Heart surgery.

I had open heart surgery 10 years ago today. It’s hard to believe how quickly time tick, tick, ticks away. Especially when measured against an event as big as that one. Last night I was talking to a friend about the surgery and a stress test I was supposed to have had done 3 years afterwards. At the 3 year anniversary it was postponed another 2 years. That was 5 years ago. Last night I realized for the first time in a long time that I haven’t had the test done and now I’m thinking maybe I just forget about it. Well, it looks like I have forgotten about it haven’t I? It’s been 10 years. And besides, I feel fine.

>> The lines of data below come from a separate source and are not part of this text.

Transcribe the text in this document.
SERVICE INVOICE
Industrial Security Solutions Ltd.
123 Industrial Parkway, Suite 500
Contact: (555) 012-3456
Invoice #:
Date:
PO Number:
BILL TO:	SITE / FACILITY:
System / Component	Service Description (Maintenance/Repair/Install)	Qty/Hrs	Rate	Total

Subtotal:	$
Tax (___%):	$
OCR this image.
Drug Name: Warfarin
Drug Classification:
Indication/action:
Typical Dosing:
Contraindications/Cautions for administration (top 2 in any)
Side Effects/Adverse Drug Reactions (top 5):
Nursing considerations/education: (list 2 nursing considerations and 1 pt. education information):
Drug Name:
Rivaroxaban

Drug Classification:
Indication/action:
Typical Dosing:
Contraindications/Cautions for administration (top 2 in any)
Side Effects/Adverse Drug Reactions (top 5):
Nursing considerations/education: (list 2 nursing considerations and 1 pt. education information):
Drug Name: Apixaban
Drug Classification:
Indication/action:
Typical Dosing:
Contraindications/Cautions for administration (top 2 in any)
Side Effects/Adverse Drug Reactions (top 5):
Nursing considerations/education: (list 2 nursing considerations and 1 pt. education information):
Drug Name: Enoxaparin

It’s easy to drag my feet on this. Like I said, I feel fine. There’s also a part of me that doesn’t want to know if things aren’t alright. Hmmmmm.

I wouldn’t have made it this long without heart surgery. So when I say every day is icing on the cake, I really mean it. I’m living on borrowed time. I need to remember that.

Okay. So, I remember that. Now what? The only way I know how to honor that fact is to just keep going. Get up. Early! Say thank you for a good night’s sleep and a beautiful new day. Make my bed. Have coffee. Exercise. Pray. Feed the horses. Get some physical work done before breakfast. Now it’s 9:30 and I think to myself “half the day’s gone by.” That’s a great way to feel at 9:30. Because I know half the day isn’t really gone, but I’ve started the day out with some accomplishments. And tomorrow I will do the same.

So, if every day is icing on the cake, then how are we supposed to honor each day with that level of awareness and achievement? To live each day like it could be our last? I’d argue that we can’t. To me it’s the daily, mundane steps that add up to a good life. Not the mountains we climb. There are those too, and that’s great. But, every day can’t be some magnificent achievement that the world will applaud us for. If ever. Right?

Just another day to do the best I can with who I am and what I’ve been given to work with.